Assim falou Risco e depois riu e encolheu os ombros, não fosse Arren achar que ele falara com demasiada emoção. Mas Arren olhou-o amigavelmente, ao mesmo tempo que pensava: «Ele sentiria para com o rei o mesmo que eu sinto para com o Arquimago.»
E, em voz alta, disse:
— Um rei precisaria de homens como tu junto de si.
Ali se quedaram ambos, cada um entregue aos seus próprios pensamentos mas, mesmo assim, como companheiros, até que um gongo retiniu na Casa Grande, por detrás deles.
— Pronto! — exclamou Risco. — Sopa de lentilhas e cebolas para esta noite. Vem daí.
— Pareceu-me ouvir-te dizer que não cozinhavam — disse Arren, ainda sonhadoramente, enquanto o seguia.

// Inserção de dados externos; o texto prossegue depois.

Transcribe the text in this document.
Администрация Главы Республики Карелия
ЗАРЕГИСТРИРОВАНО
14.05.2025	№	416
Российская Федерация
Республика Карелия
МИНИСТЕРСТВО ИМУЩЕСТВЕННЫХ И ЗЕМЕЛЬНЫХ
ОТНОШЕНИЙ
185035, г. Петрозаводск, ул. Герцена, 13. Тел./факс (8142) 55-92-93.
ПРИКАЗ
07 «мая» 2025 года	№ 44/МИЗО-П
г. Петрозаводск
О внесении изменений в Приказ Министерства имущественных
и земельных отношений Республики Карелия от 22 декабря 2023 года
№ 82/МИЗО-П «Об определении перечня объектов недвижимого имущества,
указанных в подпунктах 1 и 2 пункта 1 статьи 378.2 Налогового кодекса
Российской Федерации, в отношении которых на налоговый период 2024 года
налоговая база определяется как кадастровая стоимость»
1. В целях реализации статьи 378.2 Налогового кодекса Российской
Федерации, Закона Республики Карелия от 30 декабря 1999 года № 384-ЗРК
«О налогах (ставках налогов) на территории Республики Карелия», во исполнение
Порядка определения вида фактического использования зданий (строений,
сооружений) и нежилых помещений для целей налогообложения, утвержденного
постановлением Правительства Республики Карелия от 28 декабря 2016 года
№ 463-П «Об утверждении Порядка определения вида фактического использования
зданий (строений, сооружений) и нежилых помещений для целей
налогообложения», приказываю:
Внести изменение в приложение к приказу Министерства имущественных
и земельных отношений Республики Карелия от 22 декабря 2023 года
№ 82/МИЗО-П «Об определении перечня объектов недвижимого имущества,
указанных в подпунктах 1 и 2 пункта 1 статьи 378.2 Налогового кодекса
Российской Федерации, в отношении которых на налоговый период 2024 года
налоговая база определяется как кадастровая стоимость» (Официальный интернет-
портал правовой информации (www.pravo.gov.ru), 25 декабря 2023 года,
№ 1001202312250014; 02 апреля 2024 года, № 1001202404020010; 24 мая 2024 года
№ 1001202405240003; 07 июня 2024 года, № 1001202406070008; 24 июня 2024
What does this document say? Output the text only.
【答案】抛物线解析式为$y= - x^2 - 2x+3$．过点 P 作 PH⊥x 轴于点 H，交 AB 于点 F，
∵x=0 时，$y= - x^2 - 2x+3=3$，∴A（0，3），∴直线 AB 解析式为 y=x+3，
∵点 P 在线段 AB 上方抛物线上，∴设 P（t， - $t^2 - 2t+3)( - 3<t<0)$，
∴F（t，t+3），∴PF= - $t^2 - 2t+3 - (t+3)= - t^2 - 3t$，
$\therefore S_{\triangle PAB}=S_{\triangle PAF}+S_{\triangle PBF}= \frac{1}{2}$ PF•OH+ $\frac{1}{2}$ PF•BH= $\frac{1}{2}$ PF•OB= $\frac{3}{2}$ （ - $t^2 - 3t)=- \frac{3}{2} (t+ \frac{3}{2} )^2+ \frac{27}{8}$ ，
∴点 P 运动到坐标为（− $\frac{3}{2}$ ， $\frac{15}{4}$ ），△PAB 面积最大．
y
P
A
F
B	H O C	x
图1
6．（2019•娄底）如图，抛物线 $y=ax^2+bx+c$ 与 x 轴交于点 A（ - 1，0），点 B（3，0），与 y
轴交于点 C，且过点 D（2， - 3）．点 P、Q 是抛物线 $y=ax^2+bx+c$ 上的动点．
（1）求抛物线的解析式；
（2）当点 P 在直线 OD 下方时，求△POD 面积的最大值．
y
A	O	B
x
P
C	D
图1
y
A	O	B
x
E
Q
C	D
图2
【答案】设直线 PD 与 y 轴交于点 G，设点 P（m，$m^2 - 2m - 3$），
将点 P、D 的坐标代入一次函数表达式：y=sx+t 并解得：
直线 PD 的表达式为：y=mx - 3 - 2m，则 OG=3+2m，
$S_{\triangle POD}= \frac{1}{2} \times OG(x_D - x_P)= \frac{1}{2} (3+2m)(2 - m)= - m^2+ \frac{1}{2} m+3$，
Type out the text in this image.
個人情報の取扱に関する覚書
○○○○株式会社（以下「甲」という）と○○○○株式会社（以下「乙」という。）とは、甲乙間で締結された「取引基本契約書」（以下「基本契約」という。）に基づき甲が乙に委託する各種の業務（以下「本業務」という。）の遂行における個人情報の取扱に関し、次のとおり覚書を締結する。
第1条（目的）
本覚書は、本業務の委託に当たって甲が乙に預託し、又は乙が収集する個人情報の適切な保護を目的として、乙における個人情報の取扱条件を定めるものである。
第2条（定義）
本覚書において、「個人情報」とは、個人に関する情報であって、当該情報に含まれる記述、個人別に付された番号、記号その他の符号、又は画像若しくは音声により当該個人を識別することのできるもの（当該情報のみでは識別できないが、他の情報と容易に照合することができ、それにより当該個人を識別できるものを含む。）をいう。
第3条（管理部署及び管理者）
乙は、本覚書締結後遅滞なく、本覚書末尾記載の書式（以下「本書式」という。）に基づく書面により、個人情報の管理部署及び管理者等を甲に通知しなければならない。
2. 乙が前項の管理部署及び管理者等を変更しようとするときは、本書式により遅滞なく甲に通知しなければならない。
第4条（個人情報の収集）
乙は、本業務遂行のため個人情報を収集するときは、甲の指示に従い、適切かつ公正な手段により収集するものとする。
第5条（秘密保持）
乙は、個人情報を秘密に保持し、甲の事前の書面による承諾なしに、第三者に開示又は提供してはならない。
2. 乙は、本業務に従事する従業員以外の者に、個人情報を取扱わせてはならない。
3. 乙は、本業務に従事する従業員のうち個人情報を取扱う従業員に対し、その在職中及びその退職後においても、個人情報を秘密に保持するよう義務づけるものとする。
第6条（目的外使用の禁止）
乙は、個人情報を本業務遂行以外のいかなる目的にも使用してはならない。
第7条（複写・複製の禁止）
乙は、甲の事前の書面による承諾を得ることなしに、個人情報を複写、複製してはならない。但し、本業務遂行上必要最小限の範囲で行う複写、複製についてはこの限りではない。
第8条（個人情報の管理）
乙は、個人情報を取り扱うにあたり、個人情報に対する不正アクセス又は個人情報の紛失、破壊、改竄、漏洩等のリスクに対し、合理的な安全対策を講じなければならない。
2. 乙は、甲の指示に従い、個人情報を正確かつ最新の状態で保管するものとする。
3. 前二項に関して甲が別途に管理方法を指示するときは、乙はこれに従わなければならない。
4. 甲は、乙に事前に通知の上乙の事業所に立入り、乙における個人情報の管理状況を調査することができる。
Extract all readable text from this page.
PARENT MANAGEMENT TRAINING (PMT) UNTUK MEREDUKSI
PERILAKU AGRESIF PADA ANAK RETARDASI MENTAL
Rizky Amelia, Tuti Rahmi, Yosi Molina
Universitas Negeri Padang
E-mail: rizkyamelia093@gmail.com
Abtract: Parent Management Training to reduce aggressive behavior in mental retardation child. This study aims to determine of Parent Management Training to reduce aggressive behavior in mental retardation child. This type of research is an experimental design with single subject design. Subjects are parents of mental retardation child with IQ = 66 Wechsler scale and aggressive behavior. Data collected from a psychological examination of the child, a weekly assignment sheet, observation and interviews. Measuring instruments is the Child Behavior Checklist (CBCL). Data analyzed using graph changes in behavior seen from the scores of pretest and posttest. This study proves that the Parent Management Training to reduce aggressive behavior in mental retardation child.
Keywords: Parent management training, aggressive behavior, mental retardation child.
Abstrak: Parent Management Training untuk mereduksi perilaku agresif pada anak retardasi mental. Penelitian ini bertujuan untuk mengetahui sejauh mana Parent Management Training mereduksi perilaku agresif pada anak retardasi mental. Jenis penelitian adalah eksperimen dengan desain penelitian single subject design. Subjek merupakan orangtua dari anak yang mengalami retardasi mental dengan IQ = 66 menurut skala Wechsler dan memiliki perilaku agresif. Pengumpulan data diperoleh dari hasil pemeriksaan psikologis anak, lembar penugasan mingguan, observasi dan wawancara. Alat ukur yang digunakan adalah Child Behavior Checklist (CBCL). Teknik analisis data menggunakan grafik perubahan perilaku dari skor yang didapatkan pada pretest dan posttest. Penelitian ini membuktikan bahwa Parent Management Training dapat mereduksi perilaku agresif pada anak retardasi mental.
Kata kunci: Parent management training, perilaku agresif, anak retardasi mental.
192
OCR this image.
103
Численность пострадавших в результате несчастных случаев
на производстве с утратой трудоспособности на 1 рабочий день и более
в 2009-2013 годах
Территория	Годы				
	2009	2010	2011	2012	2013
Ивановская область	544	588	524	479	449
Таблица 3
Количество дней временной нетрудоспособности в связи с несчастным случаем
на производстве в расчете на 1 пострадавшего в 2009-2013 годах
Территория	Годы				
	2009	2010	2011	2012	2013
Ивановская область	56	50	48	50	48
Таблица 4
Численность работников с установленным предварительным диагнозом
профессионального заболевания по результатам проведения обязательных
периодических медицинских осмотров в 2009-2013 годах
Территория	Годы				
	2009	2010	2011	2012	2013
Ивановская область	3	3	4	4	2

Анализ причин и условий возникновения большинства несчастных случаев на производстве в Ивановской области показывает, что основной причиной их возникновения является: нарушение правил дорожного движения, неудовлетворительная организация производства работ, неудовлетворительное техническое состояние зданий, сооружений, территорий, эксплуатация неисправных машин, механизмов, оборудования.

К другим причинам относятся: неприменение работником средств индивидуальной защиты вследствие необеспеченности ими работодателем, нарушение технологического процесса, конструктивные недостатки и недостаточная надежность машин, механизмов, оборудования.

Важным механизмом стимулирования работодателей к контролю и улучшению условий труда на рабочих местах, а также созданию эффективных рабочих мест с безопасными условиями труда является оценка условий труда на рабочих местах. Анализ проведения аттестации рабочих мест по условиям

— Oh, às vezes… por engano…
O jantar nada tinha a ver com magia, mas muito com sustância. Depois de comer, foram dar uma caminhada pelos campos, sob o azul leve do crepúsculo.
— Este é o Cabeço de Roke — informou Risco, quando começaram a subir uma colina arredondada. A erva orvalhada roçava-lhes as pernas e lá de baixo, dos terrenos alagadiços do rio Thwilburn, chegava até eles o coro dos pequenos sapos que acolhiam assim os primeiros calores e as noites estreladas, a tornarem-se já mais pequenas.
Havia um mistério naquele solo. E Risco disse, suavemente:
— Este foi o primeiro monte a elevar-se acima do mar, quando foi pronunciada a Primeira Palavra.
— E será o último a desaparecer, quando todas as coisas forem anuladas — concluiu Arren.
— Portanto, um bom sítio para se estar — disse Risco, a libertar-se da sensação de temor e respeito. Mas logo bradou, atônito: — Repara! O Bosque!
Para sul do Cabeço, revelava-se uma grande luz sobre a terra, como um nascer de Lua, mas esta, delgada, estava já a pôr-se para ocidente, além do cimo do monte. E naquela luz havia um tremeluzir, como o movimento de folhas ao vento.
— Que é aquilo?
— Vem do Bosque… os Mestres devem lá estar. Dizem que se iluminou assim, com um clarão como o do luar, quando eles se reuniram para escolher o Arquimago, há cinco anos. Mas porque se estarão a reunir agora? Será por causa das novas que trouxeste?
— Talvez seja — respondeu Arren.
Risco, excitado e pouco à vontade, quis voltar para a Casa Grande, a ver se ouvia alguma indicação do que poderia pressagiar o Concílio dos Mestres. Arren acompanhou-o, mas olhando muitas vezes para trás, para aquele estranho resplandecer, até que a encosta do monte a ocultou e apenas restaram a lua nova, já a pôr-se, e as estrelas da Primavera.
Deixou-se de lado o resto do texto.